„Der Aufstand der anständigen Muslime bleibt aus“, titelt Robin Alexander in der „Welt“. „Die Prediger eines liberalen Islam haben gerufen, und die Gläubigen sind nicht gekommen.“ Dem islamischen Terrorismus sollte unter dem Motto „Nicht mit uns!“ getrotzt werden – von islamischer Seite.
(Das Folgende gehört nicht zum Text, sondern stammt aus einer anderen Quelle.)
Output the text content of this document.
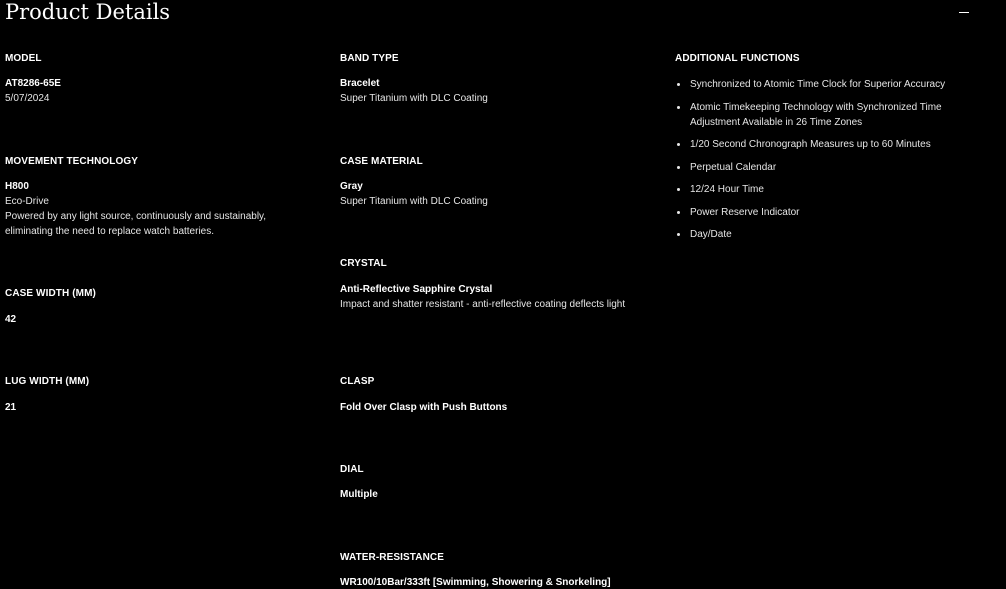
Product Details
MODEL
AT8286-65E
5/07/2024
MOVEMENT TECHNOLOGY
H800
Eco-Drive
Powered by any light source, continuously and sustainably, eliminating the need to replace watch batteries.
CASE WIDTH (MM)
42
LUG WIDTH (MM)
21
BAND TYPE
Bracelet
Super Titanium with DLC Coating
CASE MATERIAL
Gray
Super Titanium with DLC Coating
CRYSTAL
Anti-Reflective Sapphire Crystal
Impact and shatter resistant - anti-reflective coating deflects light
CLASP
Fold Over Clasp with Push Buttons
DIAL
Multiple
WATER-RESISTANCE
WR100/10Bar/333ft [Swimming, Showering & Snorkeling]
ADDITIONAL FUNCTIONS
Synchronized to Atomic Time Clock for Superior Accuracy
Atomic Timekeeping Technology with Synchronized Time Adjustment Available in 26 Time Zones
1/20 Second Chronograph Measures up to 60 Minutes
Perpetual Calendar
12/24 Hour Time
Power Reserve Indicator
Day/Date
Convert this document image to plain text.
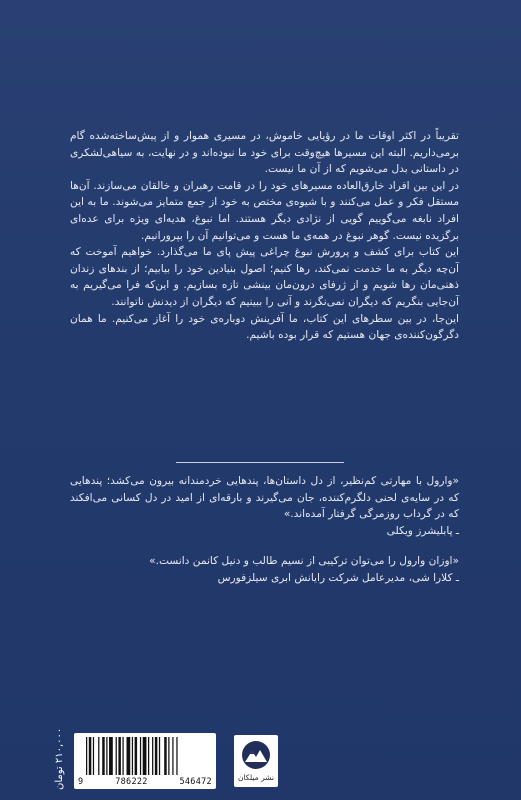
تقریباً در اکثر اوقات ما در رؤیایی خاموش، در مسیری هموار و از پیش‌ساخته‌شده گام برمی‌داریم. البته این مسیرها هیچ‌وقت برای خود ما نبوده‌اند و در نهایت، به سیاهی‌لشکری در داستانی بدل می‌شویم که از آن ما نیست.

در این بین افراد خارق‌العاده مسیرهای خود را در قامت رهبران و خالقان می‌سازند. آن‌ها مستقل فکر و عمل می‌کنند و با شیوه‌ی مختص به خود از جمع متمایز می‌شوند. ما به این افراد نابغه می‌گوییم گویی از نژادی دیگر هستند. اما نبوغ، هدیه‌ای ویژه برای عده‌ای برگزیده نیست. گوهر نبوغ در همه‌ی ما هست و می‌توانیم آن را بپرورانیم.

این کتاب برای کشف و پرورش نبوغ چراغی پیش پای ما می‌گذارد. خواهیم آموخت که آن‌چه دیگر به ما خدمت نمی‌کند، رها کنیم؛ اصول بنیادین خود را بیابیم؛ از بندهای زندان ذهنی‌مان رها شویم و از ژرفای درون‌مان بینشی تازه بسازیم. و این‌که فرا می‌گیریم به آن‌جایی بنگریم که دیگران نمی‌نگرند و آنی را ببینیم که دیگران از دیدنش ناتوانند.

این‌جا، در بین سطرهای این کتاب، ما آفرینش دوباره‌ی خود را آغاز می‌کنیم. ما همان دگرگون‌کننده‌ی جهان هستیم که قرار بوده باشیم.

«وارول با مهارتی کم‌نظیر، از دل داستان‌ها، پندهایی خردمندانه بیرون می‌کشد؛ پندهایی که در سایه‌ی لحنی دلگرم‌کننده، جان می‌گیرند و بارقه‌ای از امید در دل کسانی می‌افکند که در گرداب روزمرگی گرفتار آمده‌اند.»

ـ پابلیشرز ویکلی

«اوزان وارول را می‌توان ترکیبی از نسیم طالب و دنیل کانمن دانست.»

ـ کلارا شی، مدیرعامل شرکت رایانش ابری سیلزفورس

۲۱۰,۰۰۰ تومان
9	786222	546472	نشر میلکان
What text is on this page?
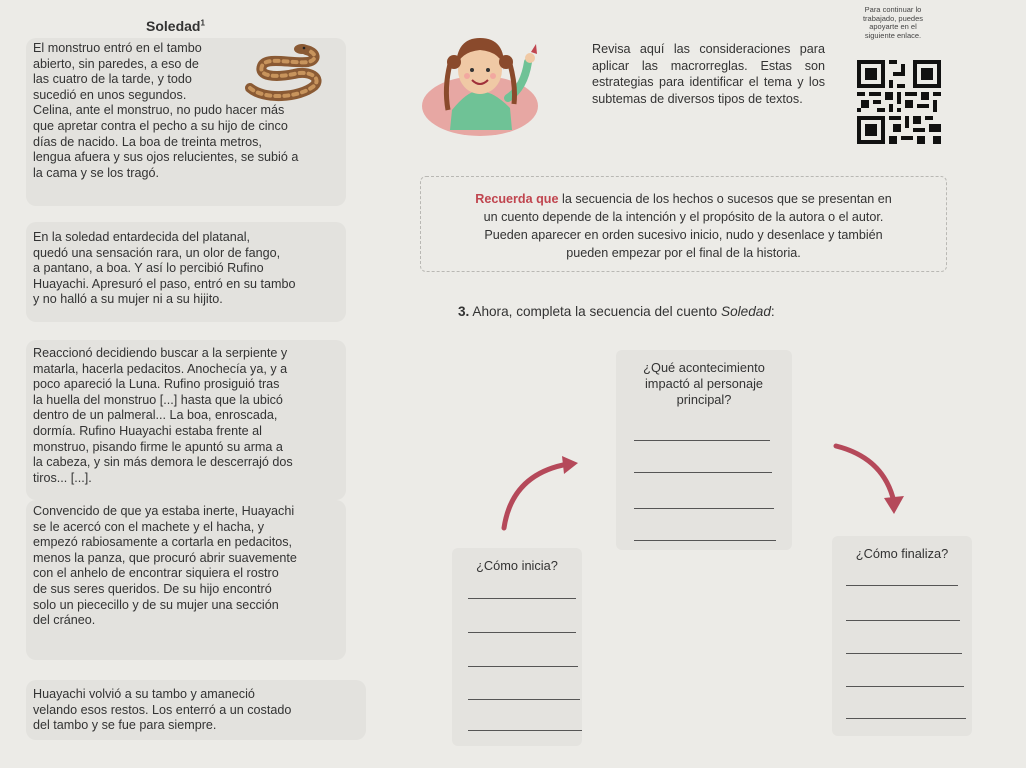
Soledad$^1$
El monstruo entró en el tambo
abierto, sin paredes, a eso de
las cuatro de la tarde, y todo
sucedió en unos segundos.
Celina, ante el monstruo, no pudo hacer más
que apretar contra el pecho a su hijo de cinco
días de nacido. La boa de treinta metros,
lengua afuera y sus ojos relucientes, se subió a
la cama y se los tragó.

Revisa aquí las consideraciones para aplicar las macrorreglas. Estas son estrategias para identificar el tema y los subtemas de diversos tipos de textos.

Para continuar lo
trabajado, puedes
apoyarte en el
siguiente enlace.
En la soledad entardecida del platanal,
quedó una sensación rara, un olor de fango,
a pantano, a boa. Y así lo percibió Rufino
Huayachi. Apresuró el paso, entró en su tambo
y no halló a su mujer ni a su hijito.
Recuerda que la secuencia de los hechos o sucesos que se presentan en
un cuento depende de la intención y el propósito de la autora o el autor.
Pueden aparecer en orden sucesivo inicio, nudo y desenlace y también
pueden empezar por el final de la historia.
3. Ahora, completa la secuencia del cuento Soledad:
Reaccionó decidiendo buscar a la serpiente y
matarla, hacerla pedacitos. Anochecía ya, y a
poco apareció la Luna. Rufino prosiguió tras
la huella del monstruo [...] hasta que la ubicó
dentro de un palmeral... La boa, enroscada,
dormía. Rufino Huayachi estaba frente al
monstruo, pisando firme le apuntó su arma a
la cabeza, y sin más demora le descerrajó dos
tiros... [...].
Convencido de que ya estaba inerte, Huayachi
se le acercó con el machete y el hacha, y
empezó rabiosamente a cortarla en pedacitos,
menos la panza, que procuró abrir suavemente
con el anhelo de encontrar siquiera el rostro
de sus seres queridos. De su hijo encontró
solo un piececillo y de su mujer una sección
del cráneo.
Huayachi volvió a su tambo y amaneció
velando esos restos. Los enterró a un costado
del tambo y se fue para siempre.
¿Qué acontecimiento
impactó al personaje
principal?
¿Cómo inicia?
¿Cómo finaliza?
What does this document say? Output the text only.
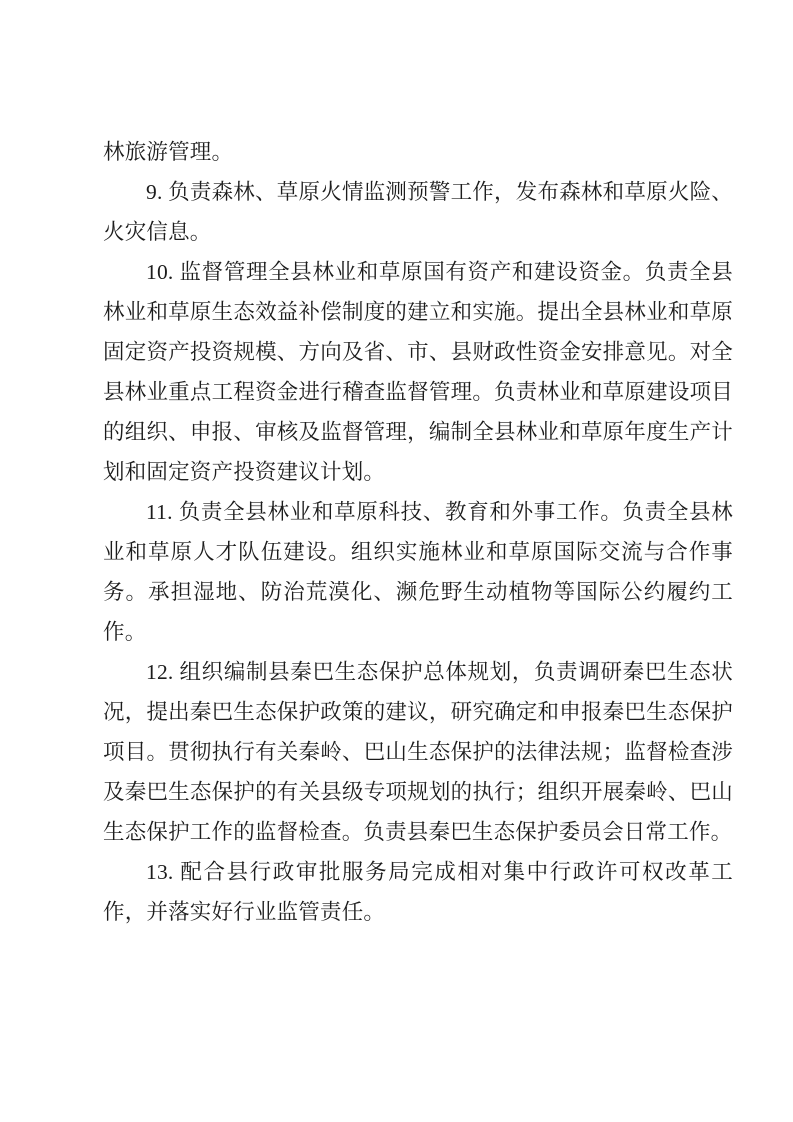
林旅游管理。

9. 负责森林、草原火情监测预警工作，发布森林和草原火险、火灾信息。

10. 监督管理全县林业和草原国有资产和建设资金。负责全县林业和草原生态效益补偿制度的建立和实施。提出全县林业和草原固定资产投资规模、方向及省、市、县财政性资金安排意见。对全县林业重点工程资金进行稽查监督管理。负责林业和草原建设项目的组织、申报、审核及监督管理，编制全县林业和草原年度生产计划和固定资产投资建议计划。

11. 负责全县林业和草原科技、教育和外事工作。负责全县林业和草原人才队伍建设。组织实施林业和草原国际交流与合作事务。承担湿地、防治荒漠化、濒危野生动植物等国际公约履约工作。

12. 组织编制县秦巴生态保护总体规划，负责调研秦巴生态状况，提出秦巴生态保护政策的建议，研究确定和申报秦巴生态保护项目。贯彻执行有关秦岭、巴山生态保护的法律法规；监督检查涉及秦巴生态保护的有关县级专项规划的执行；组织开展秦岭、巴山生态保护工作的监督检查。负责县秦巴生态保护委员会日常工作。

13. 配合县行政审批服务局完成相对集中行政许可权改革工作，并落实好行业监管责任。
Das Ergebnis: nur 500 bis 800 Teilnehmer – statt der vollmundig angekündigten 10.000 Demonstranten – gingen auf die Straße, davon ein großer Teil auch noch linksliberale Gutmenschen; ein Armutszeugnis für die in der Bundesrepublik Deutschland organisierten liberalen Islam-Verbände, aber auch für die bundesdeutschen Politik- und Medienvertreter, deren Propaganda eines friedliebenden Multikulturalismus und Miteinanders der Religionen und Kulturen einmal mehr ad absurdum geführt wurde.

 

 

„Manche türkische Hochzeiten sind besser besucht“ stellt Alexander in der „Welt“ süffisant und zutreffend fest. Allerdings muß auch ein Einwand erlaubt sein: Warum sollten DITIB und der Muslimrat, die rund die Hälfte aller hierzulande lebenden Muslime repräsentieren, an einer Demonstration liberaler Islamverbände teilnehmen, die für vollkommen unterschiedliche Inhalte und Ziele stehen? Bei aller berechtigten Kritik an türkischen, arabischen und persischen Zuwanderern muß doch auch festgehalten werden, daß von diesen Völkerschaften nicht ernsthaft erwartet werden kann, sich – wie die Deutschen es seit Jahrzehnten vormachen – einem islamistisch grundierten Schuldkult zu unterwerfen.

Es muß festgehalten werden: die Kölner Demonstration war ein peinlicher Flop, zwar auch für die Muslime in der Bundesrepublik, aber vielmehr für die fernab der Realitäten lebenden bundesdeutschen Politiker und ihrer Gefolgsleute in den Redaktionsstuben.